Jakarta - Meski Indonesia kaya akan budaya dan sumber daya alam, daya saing pariwisata dari tahun ke tahun terus menurun.
Indeks daya saing pariwisata Indonesia berdasarkan survei World Economic Forum (WEF) dari tahun ke tahun terus menurun dengan peringkat ke-60 pada 2007, peringkat ke-80 pada 2008, dan peringkat ke-81 pada 2009.
“Pada 2008 kita di posisi 80 dari 131 negara yang disurvei, dan pada 2009 kita turun jadi peringkat 81 negara dari 133 negara yang disurvei WEF,” ujar Dirjen Pengembangan Destinasi Pariwisata Kementerian Kebudayaan dan Pariwisata (Kemenbudpar), Firmansyah Rahim, dalam Diskusi Pariwisata bertema Meneropong Daya Saing Pariwisata Indonesia, Forum Wartawan Kebudayaan dan Pariwisata (Forbudpar), di Jakarta, Jumat (9/4) sore.

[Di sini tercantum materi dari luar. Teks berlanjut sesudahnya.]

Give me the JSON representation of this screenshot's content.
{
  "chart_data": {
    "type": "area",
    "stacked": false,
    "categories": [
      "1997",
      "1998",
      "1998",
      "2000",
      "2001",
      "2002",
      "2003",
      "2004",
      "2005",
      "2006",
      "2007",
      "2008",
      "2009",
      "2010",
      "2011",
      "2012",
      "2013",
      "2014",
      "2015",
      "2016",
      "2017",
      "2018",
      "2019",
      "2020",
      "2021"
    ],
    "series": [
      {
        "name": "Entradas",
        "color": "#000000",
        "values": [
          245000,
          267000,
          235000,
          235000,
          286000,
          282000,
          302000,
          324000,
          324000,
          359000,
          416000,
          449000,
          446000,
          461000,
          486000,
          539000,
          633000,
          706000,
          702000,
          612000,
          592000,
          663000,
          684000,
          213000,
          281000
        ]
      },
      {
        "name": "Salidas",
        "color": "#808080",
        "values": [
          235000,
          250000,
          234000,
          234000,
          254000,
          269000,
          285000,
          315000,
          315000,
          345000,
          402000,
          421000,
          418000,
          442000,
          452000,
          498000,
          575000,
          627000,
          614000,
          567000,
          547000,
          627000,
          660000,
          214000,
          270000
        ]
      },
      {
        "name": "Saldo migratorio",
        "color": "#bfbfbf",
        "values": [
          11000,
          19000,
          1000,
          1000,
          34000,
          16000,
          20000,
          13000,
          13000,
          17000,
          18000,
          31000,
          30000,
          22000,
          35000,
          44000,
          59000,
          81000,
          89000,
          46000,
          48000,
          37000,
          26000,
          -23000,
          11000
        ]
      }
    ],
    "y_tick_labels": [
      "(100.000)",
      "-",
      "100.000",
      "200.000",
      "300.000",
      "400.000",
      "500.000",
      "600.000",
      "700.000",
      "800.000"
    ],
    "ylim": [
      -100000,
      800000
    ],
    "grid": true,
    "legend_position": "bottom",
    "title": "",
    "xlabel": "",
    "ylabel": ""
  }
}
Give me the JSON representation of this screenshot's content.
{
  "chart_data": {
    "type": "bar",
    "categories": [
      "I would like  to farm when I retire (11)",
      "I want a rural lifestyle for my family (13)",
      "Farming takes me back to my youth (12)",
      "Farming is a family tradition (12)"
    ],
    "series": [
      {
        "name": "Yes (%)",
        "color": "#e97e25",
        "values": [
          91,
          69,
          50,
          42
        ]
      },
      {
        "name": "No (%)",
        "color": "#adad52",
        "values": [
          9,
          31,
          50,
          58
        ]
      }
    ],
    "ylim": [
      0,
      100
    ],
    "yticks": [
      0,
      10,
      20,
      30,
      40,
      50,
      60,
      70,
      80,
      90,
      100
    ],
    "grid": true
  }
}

Firman mencontohkan sebanyak 73 variabel yang dinilai itu meliputi berbagai hal, misalnya untuk kerangka regulasi mencakup kebijakan dan peraturan, kewajaran kepemilikan usaha asing, hak kekayaan intelektual, peraturan terkait investasi asing, persyaratan visa, dan keterbukaan kerja sama open air acces. Mereka juga menilai dalam hal lingkungan yang berkelanjutan, peraturan di bidang lingkungan, emisi CO2, konsentrasi partikulat berbahaya, spesies yang dilindungi, keselamatan, terorisme, hingga keandalan pelayanan polisi.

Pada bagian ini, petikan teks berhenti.